Die Eishöhlen in den Alpen zählen zu den großen Naturwundern der Erde. Doch die Klimaerwärmung bedroht diese spektakuläre Unterwelt.

Von Denise Hruby
Veröffentlicht am 10. Nov. 2022, 12:30 MEZ
Eiskogelhöhle mit faszinierenden Eisskulpturen

Eiskogelhöhle: Das Wasser, das in Eishöhlen wie dieser im Tennengebirge südlich von Salzburg einsickert, gefriert zu faszinierenden Strukturen: herabstürzende eisige Spitzen und Zacken, von unten aufsteigende Pyramiden. Manche davon sind Tausende Jahre alt.

Foto von Robbie Shone

Höhlen entstehen am häufigsten in Kalkstein und Dolomit, Gestein, das von saurem Regenwasser besonders löslich ist. Im Laufe Hunderttausender Jahre wäscht von der Oberfläche herabfließendes Wasser Gänge und Hohlräume aus, die mitunter groß genug sind, um Flüssen und Seen Raum zu bieten. Aus dem Wasser, das in die Höhlen tropft, lösen sich Mineralien und bilden Stalaktiten, die von der Decke hängen, und Stalagmiten, die aus dem Boden wachsen.
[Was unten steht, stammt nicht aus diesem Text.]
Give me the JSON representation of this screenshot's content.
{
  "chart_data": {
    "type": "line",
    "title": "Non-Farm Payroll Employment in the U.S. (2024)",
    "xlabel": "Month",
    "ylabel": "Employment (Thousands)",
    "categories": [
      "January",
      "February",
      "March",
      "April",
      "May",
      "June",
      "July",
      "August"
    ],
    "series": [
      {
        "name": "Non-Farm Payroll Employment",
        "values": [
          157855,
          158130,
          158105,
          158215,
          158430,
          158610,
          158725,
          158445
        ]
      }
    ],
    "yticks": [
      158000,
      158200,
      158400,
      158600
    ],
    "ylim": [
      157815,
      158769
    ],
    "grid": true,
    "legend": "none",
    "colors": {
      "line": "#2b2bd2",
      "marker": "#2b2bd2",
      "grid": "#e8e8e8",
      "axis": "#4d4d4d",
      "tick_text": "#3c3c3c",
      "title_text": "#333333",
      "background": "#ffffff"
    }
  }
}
Niemand weiß genau, wie viele Eishöhlen es gibt, doch zweifellos sind sie in den Alpen zahlreicher als irgendwo sonst. Allein in Österreich hat man etwa 1200 entdeckt, im Nordosten Italiens gibt es mehrere Hundert weitere. In manchen Höhlen führt der Höhenunterschied zwischen Ein- und Ausgang zu einem starken Kamineffekt: Fallen im Winter die Außentemperaturen weit unter die im Höhleninneren, steigt die wärmere, leichtere Innenluft auf und entweicht durch die höher gelegenen Ausgänge. Kalte, frische Luft wird gleichzeitig in die tiefer gelegenen Eingänge gesogen. So kühlt die Höhle ab. Im Sommer kehrt sich der Luftstrom um. Durch den Kamineffekt bleiben die unteren Bereiche der Höhle das ganze Jahr über kühl.

Kamineffekt der Eishöhlen: Der Atem des Teufels?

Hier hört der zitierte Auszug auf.